Sunday Discourse by Philip Fernando in Seattle
Asian giants China and India have shown colossal economic gains generally considered epochal and almost parallel to what USA went through during period following World War II. India just unveiled the cheapest car in the world and its capacity to attract investment and jobs are almost legendary. China’s growth rate has even surpassed the ravenous consumerism of the west in terms of goods and services produced. They are going through the most rapid industrialization in history. China has factories that can accommodate 200,000 workers. The most critical measure of success is that both countries are showing tremendous acumen in creativity in management and production methods.
According many published accounts, among the 193 nations in the world, China is easily the number one in steel, concrete and metals consumption. China manufactures half the cameras, one-third of all TVs, and by 2015 over sixty percent of all cars made in the world. World’s most reputed and posh car manufacturers have set up shops in Beijing: Porsches, Ferraris and Maseratis.
Several studies by research groups predict that China’s middle class of 100 million would increase to 700 million by 2020. Billionaire Rupert Murdoch foresaw this phenomenal growth years ago and spent a fortune spreading out is roots in China and has shown tremendous potential after a slow start. Microsoft has a solid foothold in the region. These are only two of the western giants trying to make it big over there.

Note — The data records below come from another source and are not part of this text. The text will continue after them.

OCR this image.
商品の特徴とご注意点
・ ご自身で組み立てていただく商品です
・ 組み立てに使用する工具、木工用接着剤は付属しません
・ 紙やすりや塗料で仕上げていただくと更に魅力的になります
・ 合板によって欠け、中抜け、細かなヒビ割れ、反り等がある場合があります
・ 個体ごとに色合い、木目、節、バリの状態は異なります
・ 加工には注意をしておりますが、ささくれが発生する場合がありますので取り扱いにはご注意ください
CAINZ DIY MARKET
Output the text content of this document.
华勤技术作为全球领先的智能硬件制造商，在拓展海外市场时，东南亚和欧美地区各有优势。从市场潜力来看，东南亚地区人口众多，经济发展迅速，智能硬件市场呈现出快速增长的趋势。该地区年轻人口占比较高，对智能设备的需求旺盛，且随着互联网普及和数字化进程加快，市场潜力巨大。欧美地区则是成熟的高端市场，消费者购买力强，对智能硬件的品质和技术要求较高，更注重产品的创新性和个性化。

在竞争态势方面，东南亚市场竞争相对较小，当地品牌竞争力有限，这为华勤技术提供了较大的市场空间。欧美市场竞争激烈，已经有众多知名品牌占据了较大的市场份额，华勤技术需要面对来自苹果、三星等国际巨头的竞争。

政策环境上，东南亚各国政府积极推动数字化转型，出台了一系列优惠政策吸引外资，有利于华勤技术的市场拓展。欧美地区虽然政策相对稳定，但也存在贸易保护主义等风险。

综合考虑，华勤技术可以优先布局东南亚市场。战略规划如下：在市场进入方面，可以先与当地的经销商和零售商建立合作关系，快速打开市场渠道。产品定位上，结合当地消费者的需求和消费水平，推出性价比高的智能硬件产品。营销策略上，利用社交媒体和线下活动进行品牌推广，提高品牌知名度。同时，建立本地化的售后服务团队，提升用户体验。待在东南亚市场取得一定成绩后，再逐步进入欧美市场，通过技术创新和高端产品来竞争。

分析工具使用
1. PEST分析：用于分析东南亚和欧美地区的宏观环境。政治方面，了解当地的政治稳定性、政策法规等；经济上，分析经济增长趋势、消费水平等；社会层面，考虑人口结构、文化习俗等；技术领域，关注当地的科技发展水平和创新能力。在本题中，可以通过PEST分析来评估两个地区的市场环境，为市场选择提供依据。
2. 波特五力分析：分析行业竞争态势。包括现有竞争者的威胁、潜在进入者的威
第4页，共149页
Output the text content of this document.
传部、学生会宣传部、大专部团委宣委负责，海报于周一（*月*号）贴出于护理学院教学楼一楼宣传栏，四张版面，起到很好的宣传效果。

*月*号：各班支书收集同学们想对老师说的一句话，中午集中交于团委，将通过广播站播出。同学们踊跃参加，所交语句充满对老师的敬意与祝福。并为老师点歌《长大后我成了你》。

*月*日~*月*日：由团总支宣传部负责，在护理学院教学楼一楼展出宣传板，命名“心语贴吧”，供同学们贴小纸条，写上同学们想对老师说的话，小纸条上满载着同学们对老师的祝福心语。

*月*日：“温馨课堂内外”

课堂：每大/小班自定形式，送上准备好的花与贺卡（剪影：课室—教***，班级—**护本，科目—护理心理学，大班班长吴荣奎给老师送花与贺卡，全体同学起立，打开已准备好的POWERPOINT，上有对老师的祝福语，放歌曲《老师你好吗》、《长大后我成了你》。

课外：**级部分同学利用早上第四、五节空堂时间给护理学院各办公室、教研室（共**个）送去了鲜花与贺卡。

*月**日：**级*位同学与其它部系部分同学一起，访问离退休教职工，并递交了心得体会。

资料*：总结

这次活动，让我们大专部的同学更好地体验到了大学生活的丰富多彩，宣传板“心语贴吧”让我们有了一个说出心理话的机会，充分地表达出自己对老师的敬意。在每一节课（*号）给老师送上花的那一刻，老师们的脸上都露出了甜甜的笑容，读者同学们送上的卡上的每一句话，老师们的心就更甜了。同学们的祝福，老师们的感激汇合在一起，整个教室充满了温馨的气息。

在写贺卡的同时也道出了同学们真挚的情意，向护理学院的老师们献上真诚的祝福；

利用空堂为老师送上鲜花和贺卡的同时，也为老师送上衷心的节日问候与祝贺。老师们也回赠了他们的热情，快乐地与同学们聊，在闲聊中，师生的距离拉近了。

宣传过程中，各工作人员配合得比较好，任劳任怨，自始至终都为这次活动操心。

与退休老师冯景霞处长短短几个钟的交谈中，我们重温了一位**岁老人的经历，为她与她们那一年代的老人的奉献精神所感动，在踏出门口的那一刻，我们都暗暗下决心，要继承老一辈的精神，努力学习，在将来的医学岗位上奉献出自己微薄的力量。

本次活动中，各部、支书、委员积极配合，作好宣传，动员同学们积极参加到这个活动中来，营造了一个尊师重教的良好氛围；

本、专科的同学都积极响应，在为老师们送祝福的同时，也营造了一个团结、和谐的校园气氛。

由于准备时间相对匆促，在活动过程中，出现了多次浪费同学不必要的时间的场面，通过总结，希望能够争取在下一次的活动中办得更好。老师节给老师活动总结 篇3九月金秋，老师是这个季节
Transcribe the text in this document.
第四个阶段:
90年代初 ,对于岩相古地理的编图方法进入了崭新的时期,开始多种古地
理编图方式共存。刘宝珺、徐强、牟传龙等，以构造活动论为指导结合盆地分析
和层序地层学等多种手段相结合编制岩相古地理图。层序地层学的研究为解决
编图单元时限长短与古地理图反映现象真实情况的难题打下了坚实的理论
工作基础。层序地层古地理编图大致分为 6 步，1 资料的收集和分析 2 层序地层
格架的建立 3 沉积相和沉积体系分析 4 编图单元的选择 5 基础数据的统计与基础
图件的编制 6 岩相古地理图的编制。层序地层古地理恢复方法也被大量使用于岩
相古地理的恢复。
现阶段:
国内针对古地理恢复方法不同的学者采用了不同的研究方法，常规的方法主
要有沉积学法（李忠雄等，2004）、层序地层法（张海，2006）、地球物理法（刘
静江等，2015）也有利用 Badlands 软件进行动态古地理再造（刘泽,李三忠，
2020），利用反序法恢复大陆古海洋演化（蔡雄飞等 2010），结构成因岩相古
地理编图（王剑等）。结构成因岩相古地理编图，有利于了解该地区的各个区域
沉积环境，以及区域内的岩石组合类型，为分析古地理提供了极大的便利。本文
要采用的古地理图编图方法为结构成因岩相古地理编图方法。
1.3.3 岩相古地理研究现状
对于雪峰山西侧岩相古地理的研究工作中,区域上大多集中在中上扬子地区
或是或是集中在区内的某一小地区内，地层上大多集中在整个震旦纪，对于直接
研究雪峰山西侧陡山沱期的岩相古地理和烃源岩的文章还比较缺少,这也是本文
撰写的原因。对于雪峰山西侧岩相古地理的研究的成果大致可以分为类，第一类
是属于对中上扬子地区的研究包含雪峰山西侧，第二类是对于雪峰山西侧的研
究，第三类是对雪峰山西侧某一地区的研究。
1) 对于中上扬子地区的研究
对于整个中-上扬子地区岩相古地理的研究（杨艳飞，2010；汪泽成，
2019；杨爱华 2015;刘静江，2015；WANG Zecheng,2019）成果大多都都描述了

Hundreds are following suit in areas so varied that it is too numerous to mention here.
Economist Maynard Keynes’s equated the building of Pyramids by armies of surplus labor in ancient Egypt, to what came to be known as the stimulus driven economic growth. Induced demand for goods and service did the trick when consumption was low. The recent congressional bonanza to the U S consumers to the tune of a $ 152 billion stimulus packet was nothing short of a gigantic demand booster, instead of building pyramids, consumers are rushing to Walmart. China is bent on taking similar steps to keep alive its growth rate.
The fiscal boost is occurring in China at a terrific pace. World Finance Ministers gathered few weeks ago in Tokyo to talk of similar stimulus packets. Increasing spending will also happen in Britain according to Alistair the chancellor.
Most observers felt a tinge of gloom when China showed a drop in its export revenues. Contrary to what was doomed a down turn, China has increased its reliance on domestic spending to an unprecedented level. China’s economy now relies greatly on the internal demand caused by massive doses of investment on power plants, roads, railways as well as consumption of car, clothes, shoes etc. So much so that most economist believe that the drop in external demand for goods produced in China due to the recessionary forces in the west have not been felt to the extend anticipated.
China’s appetite for raw materials is almost astronomical. According to the World Bank the net exports of China contributed less than one percent of the GDP in 2007. In contrast the domestic demand had grown by ten percent.
Growth rate driven by investment and domestic demand is what the world wanted to see happen in China. If the Chinese economy were to depend on exports to an inordinately high degree, any recessionary downturn in the west would have had deep financial implications. China is world’s largest importer of iron ore, refrigerators, grains, cell phones, TVs, timber, foundries and fertilizers to name a few. It has assembled the largest number of bull-dozers, cranes and building equipment in the entire world.
China is emulating the classic economic growth model and relies on the proven method of delivering goods and services according to economies of scale. With foreign exchange reserves of the highest level possible, the chances of development getting derailed were considered miniscule. It is ironical that what China is practicing now is also hotly debated here in the US as primary elections have centered on the topic of how best to stimulate the economy by consumer spending. Are the roles being reversed? Adman Smith the author of “Wealth of Nations” must be turning in his grave to see the type of free-enterprise system taking root in a place far away from his English country home.
The flip side of industrial growth has also surfaced due to the vast amounts of hazardous waste generated. Air and water pollution are a major problem. China is now the leading emitter of CO2 in the world ahead of the US. China is spending millions on environmental recovery and protection programs. Here too the scope is immeasurable. Cleaner methods of production are being pursued somewhat belatedly.
Philip Fernando is the former Deputy Editor of the Sunday Observer. He has a degree in economics from the University of Peradeniya.